Si Van Badham applique ce phénomène au domaine de l’informatique, qui fut au départ une affaire de femmes, elle l’étend à d’autres secteurs pour dénoncer leur invisibilisation au profit des hommes. Dont l’Histoire ? Il faut dire que les exemples foisonnent : de la Préhistoire, où les manuels scolaires représentaient la femme de Néandertal dans la grotte attendant le retour du chasseur, aux ménestrelles, poétesses ou bâtisseuses de cathédrales du Moyen Âge passées sous silence, sans compter l’amnésie généralisée quant aux grandes révolutionnaires, ou les périodes de guerres considérées comme relevant exclusivement de la sphère masculine. Titiou Lecocq dénonce, exemple après exemple, les clichés patriarcaux qui en ont découlé : en effet, rien ne prouve que le feu a été découvert par un homme ou que les peintures rupestres n’ont pas été l’œuvre de femmes. Plus près de nous, au Moyen Âge, les femmes étaient bien plus libres que ce qu’on nous a présenté, alors que la Renaissance est l’époque du « grand renfermement » de celles-ci.
La tentation de réécrire l’Histoire
S’il est clair que les manuels scolaires n’abordent guère la question de la femme dans l’Histoire, sans doute est-il nécessaire de resituer le contexte dans lequel les historiens l’ont raconté. Éliane Gubin2, historienne et professeure émérite à l’ULB, explique : « L’Histoire est le reflet de la société dans le contexte où on l’écrit. Au xixe et au xxe siècle, jusqu’à l’entre-deux-guerres, l’Histoire est surtout une histoire politique et diplomatique. Longtemps, ce sont les personnalités qui ont été suivies par les historiens. Or à cette époque, la femme a surtout une place comme mère ou comme épouse mais peu de visibilité dans la société. Il faudra attendre l’émergence de l’histoire sociale dans les années 1960 pour s’intéresser à ces femmes “anonymes”. D’ailleurs, il y avait plein de catégories masculines dont on ne parlait pas non plus. »
C’est cet esprit qui transparaît également dans le contenu des cours d’histoire : il s’agissait de dispenser un récit national… La vocation première de l’enseignement était de faire des élèves de bons citoyens, prêts à se battre pour la patrie.

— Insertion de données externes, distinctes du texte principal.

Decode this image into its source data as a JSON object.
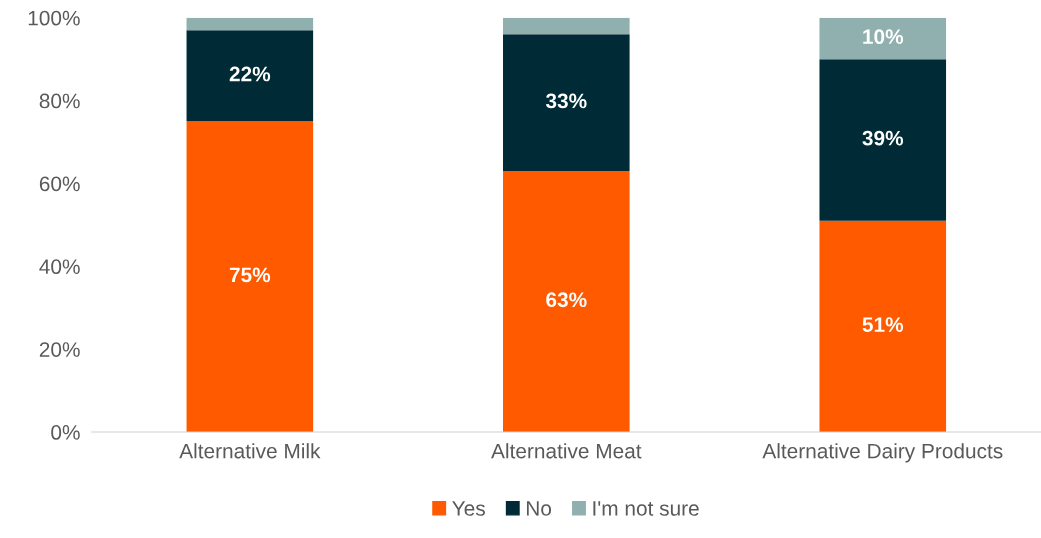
{
  "chart_data": {
    "type": "bar",
    "stacked": true,
    "categories": [
      "Alternative Milk",
      "Alternative Meat",
      "Alternative Dairy Products"
    ],
    "series": [
      {
        "name": "Yes",
        "color": "#ff5a00",
        "values": [
          75,
          63,
          51
        ],
        "value_labels": [
          "75%",
          "63%",
          "51%"
        ]
      },
      {
        "name": "No",
        "color": "#002b36",
        "values": [
          22,
          33,
          39
        ],
        "value_labels": [
          "22%",
          "33%",
          "39%"
        ]
      },
      {
        "name": "I'm not sure",
        "color": "#8fb0ae",
        "values": [
          3,
          4,
          10
        ],
        "value_labels": [
          null,
          null,
          "10%"
        ]
      }
    ],
    "ylim": [
      0,
      100
    ],
    "yticks": [
      {
        "value": 0,
        "label": "0%"
      },
      {
        "value": 20,
        "label": "20%"
      },
      {
        "value": 40,
        "label": "40%"
      },
      {
        "value": 60,
        "label": "60%"
      },
      {
        "value": 80,
        "label": "80%"
      },
      {
        "value": 100,
        "label": "100%"
      }
    ],
    "grid": false,
    "legend": "bottom"
  }
}
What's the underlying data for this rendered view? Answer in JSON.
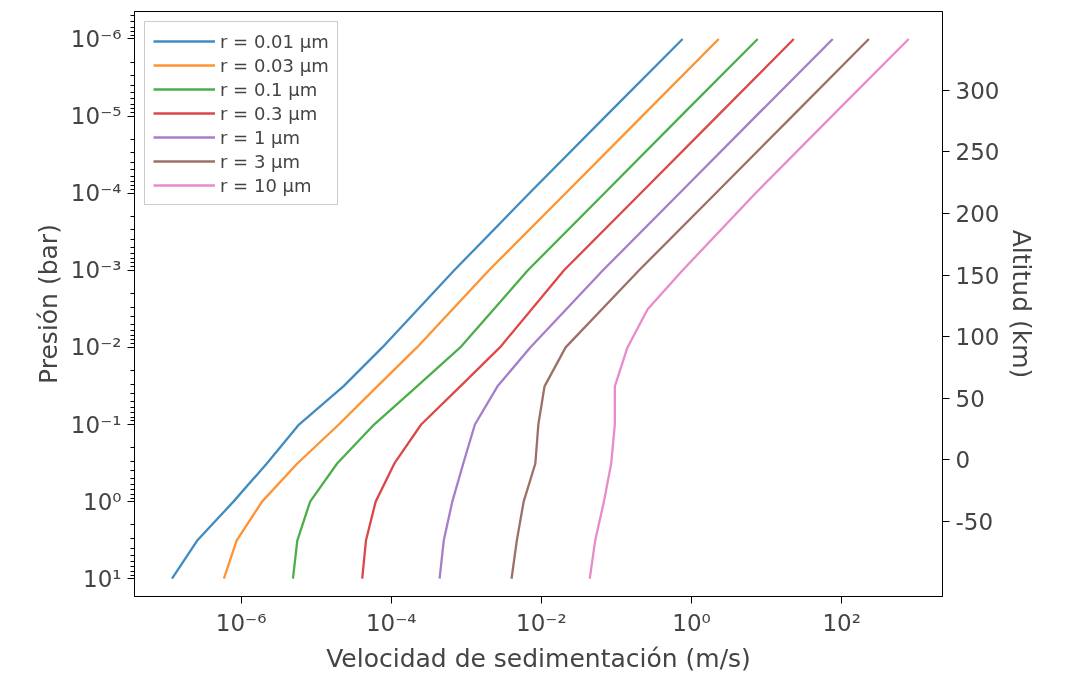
{
  "chart_data": {
    "type": "line",
    "xlabel": "Velocidad de sedimentación (m/s)",
    "ylabel": "Presión (bar)",
    "y2label": "Altitud (km)",
    "log": "xy",
    "grid": false,
    "legend": "top left",
    "marker": "none",
    "line_style": "solid",
    "xlim": [
      3.8e-08,
      2200
    ],
    "ylim": [
      17,
      4.4e-07
    ],
    "y2lim": [
      -111,
      364
    ],
    "xticks": [
      {
        "value": 1e-06,
        "label": "10⁻⁶"
      },
      {
        "value": 0.0001,
        "label": "10⁻⁴"
      },
      {
        "value": 0.01,
        "label": "10⁻²"
      },
      {
        "value": 1,
        "label": "10⁰"
      },
      {
        "value": 100,
        "label": "10²"
      }
    ],
    "yticks": [
      {
        "value": 1e-06,
        "label": "10⁻⁶"
      },
      {
        "value": 1e-05,
        "label": "10⁻⁵"
      },
      {
        "value": 0.0001,
        "label": "10⁻⁴"
      },
      {
        "value": 0.001,
        "label": "10⁻³"
      },
      {
        "value": 0.01,
        "label": "10⁻²"
      },
      {
        "value": 0.1,
        "label": "10⁻¹"
      },
      {
        "value": 1,
        "label": "10⁰"
      },
      {
        "value": 10,
        "label": "10¹"
      }
    ],
    "y2ticks": [
      300,
      250,
      200,
      150,
      100,
      50,
      0,
      -50
    ],
    "series": [
      {
        "name": "r = 0.01 μm",
        "color": "#1f77b4",
        "x": [
          0.76,
          0.072,
          0.0069,
          0.00069,
          7.6e-05,
          2.3e-05,
          5.9e-06,
          2.2e-06,
          7.9e-07,
          2.6e-07,
          1.2e-07
        ],
        "values": [
          1e-06,
          1e-05,
          0.0001,
          0.001,
          0.01,
          0.032,
          0.1,
          0.32,
          1,
          3.2,
          10
        ]
      },
      {
        "name": "r = 0.03 μm",
        "color": "#ff7f0e",
        "x": [
          2.3,
          0.22,
          0.021,
          0.002,
          0.00022,
          6.5e-05,
          2e-05,
          5.6e-06,
          1.9e-06,
          8.7e-07,
          5.9e-07
        ],
        "values": [
          1e-06,
          1e-05,
          0.0001,
          0.001,
          0.01,
          0.032,
          0.1,
          0.32,
          1,
          3.2,
          10
        ]
      },
      {
        "name": "r = 0.1 μm",
        "color": "#2ca02c",
        "x": [
          7.6,
          0.72,
          0.069,
          0.0066,
          0.00083,
          0.00022,
          5.9e-05,
          1.9e-05,
          8.3e-06,
          5.6e-06,
          4.9e-06
        ],
        "values": [
          1e-06,
          1e-05,
          0.0001,
          0.001,
          0.01,
          0.032,
          0.1,
          0.32,
          1,
          3.2,
          10
        ]
      },
      {
        "name": "r = 0.3 μm",
        "color": "#d62728",
        "x": [
          23,
          2.2,
          0.21,
          0.02,
          0.0028,
          0.00083,
          0.00025,
          0.00011,
          6.2e-05,
          4.6e-05,
          4.1e-05
        ],
        "values": [
          1e-06,
          1e-05,
          0.0001,
          0.001,
          0.01,
          0.032,
          0.1,
          0.32,
          1,
          3.2,
          10
        ]
      },
      {
        "name": "r = 1 μm",
        "color": "#9467bd",
        "x": [
          76,
          7.2,
          0.69,
          0.066,
          0.0071,
          0.0026,
          0.0013,
          0.00091,
          0.00065,
          0.0005,
          0.00044
        ],
        "values": [
          1e-06,
          1e-05,
          0.0001,
          0.001,
          0.01,
          0.032,
          0.1,
          0.32,
          1,
          3.2,
          10
        ]
      },
      {
        "name": "r = 3 μm",
        "color": "#8c564b",
        "x": [
          230,
          22,
          2.1,
          0.2,
          0.021,
          0.011,
          0.0091,
          0.0083,
          0.0058,
          0.0047,
          0.004
        ],
        "values": [
          1e-06,
          1e-05,
          0.0001,
          0.001,
          0.01,
          0.032,
          0.1,
          0.32,
          1,
          3.2,
          10
        ]
      },
      {
        "name": "r = 10 μm",
        "color": "#e377c2",
        "x": [
          780,
          74,
          7.1,
          0.76,
          0.26,
          0.14,
          0.095,
          0.095,
          0.085,
          0.068,
          0.052,
          0.044
        ],
        "values": [
          1e-06,
          1e-05,
          0.0001,
          0.001,
          0.0032,
          0.01,
          0.032,
          0.1,
          0.32,
          1,
          3.2,
          10
        ]
      }
    ]
  }
}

Aujourd’hui, le nationalisme a perdu ses adeptes, mais il en reste des traces, notamment dans le programme des cours d’histoire, qui se sont longtemps fait le récit des grands personnages, des grandes batailles, des grandes victoires.
Mais comme l’expose Yannick Ripa : « Lorsqu’on est historien ou historienne, on rencontre de la réalité historique. Il faut pouvoir expliquer le poids de la masculinité dans ce processus, mais pour autant il ne s’agit pas de transformer la réalité. Le pouvoir était masculin. »3 Est-ce à dire que certaines historiennes sont parfois tentées de « réécrire » le récit historique ? La réalité est complexe, car plusieurs d’entre elles s’entremêlent. Comme le rappelle Éliane Gubin, l’Histoire des femmes est un marqueur de la place qu’elles occupaient dans la société à un moment donné. Mais attention au miroir déformant de celle dans laquelle on est… Sans oublier la rigueur du travail historique : « Quand on traite les sources, notamment en histoire sociale, on se sert d’une grille d’analyse marxiste, basée sur l’oppression des classes sociales. C’est la même qui a été utilisée au début pour l’histoire des femmes, et qui a permis de dire que les femmes étaient victimes du patriarcat », explique l’historienne.
Illustration : © Cäät
La théorie féministe de l’effacement paradoxal
Enfin, Titiou Lecocq relève dans son ouvrage un autre type d’effacement : l’effacement paradoxal. Il s’agit, selon l’autrice, d’un récit historique qui, s’il a retenu certaines femmes célèbres, comme Cléopâtre, Olympe de Gouges, la reine Victoria, ou dans le domaine des arts, George Sand, en oublie toute une série d’autres, qui ne sont pas au menu des cours d’histoire. C’est-à-dire que quelques femmes exceptionnelles occulteraient les autres.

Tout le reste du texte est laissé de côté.